While in some respects a single panel will give a superior "image" , my experience (which includes 1+1s, and listing to single panels for testing) says that this is not the best way to go unless you like a "headclamp" listening position... the Acoustat panels are fairly beamy, actually quite beamy at HF, the purpose of the gentle curve to the multicell models (as you doubtless know) was to improve the overall horizontal dispersion.

One listen outside without any walls to reflect the sound would probably surprise most planar dipole owner! No reflections = very beamy sound!

The other problem with putting the single cell up about 2 feet or so is the issue of floor bounce - it will put a nice notch in the upper bass. Perhaps above the freq of a sub.

But, I prefer the "direct" bass sound of the Acoustat over the typical sub by a wide margin!

Proper set up in the room, and of the listening position will yield quite excellent "imaging" in general for the horizontal multicell Acoustats.

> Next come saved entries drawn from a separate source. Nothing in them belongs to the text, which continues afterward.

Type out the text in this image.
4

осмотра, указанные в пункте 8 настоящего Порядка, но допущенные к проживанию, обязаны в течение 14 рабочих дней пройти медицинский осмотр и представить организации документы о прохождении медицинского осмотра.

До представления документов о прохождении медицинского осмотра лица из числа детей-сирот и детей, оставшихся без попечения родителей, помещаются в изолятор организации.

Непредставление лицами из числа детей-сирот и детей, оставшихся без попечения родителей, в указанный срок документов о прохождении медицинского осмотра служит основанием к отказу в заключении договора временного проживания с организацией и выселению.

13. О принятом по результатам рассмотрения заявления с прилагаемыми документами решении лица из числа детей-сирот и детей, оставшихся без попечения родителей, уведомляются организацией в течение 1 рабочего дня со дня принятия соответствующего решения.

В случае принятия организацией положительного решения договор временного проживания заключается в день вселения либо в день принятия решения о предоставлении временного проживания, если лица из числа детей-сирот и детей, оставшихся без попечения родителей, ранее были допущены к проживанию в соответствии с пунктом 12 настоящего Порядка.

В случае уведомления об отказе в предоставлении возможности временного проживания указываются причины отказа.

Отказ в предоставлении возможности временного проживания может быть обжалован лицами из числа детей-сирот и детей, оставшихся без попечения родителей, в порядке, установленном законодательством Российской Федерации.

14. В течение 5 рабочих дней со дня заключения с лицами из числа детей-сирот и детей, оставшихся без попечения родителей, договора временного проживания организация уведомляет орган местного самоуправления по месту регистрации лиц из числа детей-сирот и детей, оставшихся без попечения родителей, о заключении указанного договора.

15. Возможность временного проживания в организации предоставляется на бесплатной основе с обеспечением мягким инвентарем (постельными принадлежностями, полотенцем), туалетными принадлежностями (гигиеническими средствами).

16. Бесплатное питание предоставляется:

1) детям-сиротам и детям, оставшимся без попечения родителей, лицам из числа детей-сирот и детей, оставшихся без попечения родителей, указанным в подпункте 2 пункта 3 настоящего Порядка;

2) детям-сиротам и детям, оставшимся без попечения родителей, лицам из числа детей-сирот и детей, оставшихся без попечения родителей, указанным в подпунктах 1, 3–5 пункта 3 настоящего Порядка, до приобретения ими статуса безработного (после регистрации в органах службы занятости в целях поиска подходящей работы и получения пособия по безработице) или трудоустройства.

Fwiw, I prefer them toed in not flat out to the listening position, and the image perspective varies as you move +/- the "equilateral" point (speakers distance vs. listening distance), work with it.

I'd opt for running a III with the center cell full range and the outer two cells rolled off over a single cell, myself...

My personal experience with the entire line, save the model 8s, is that the 3 has better imaging than the 4, the 4 has the best bass of the 4 and down, the 2 isn't very good on the bottom, the 1+1 lacks bass and is a bit thinner in the midbass. The 6 is BIG. I prefer 3s overall as the best compromise - but I have kick *** subs if I need super low bass. 4s are quite impressive and kinda good if ur room is larger or you like louder for whaterver reason.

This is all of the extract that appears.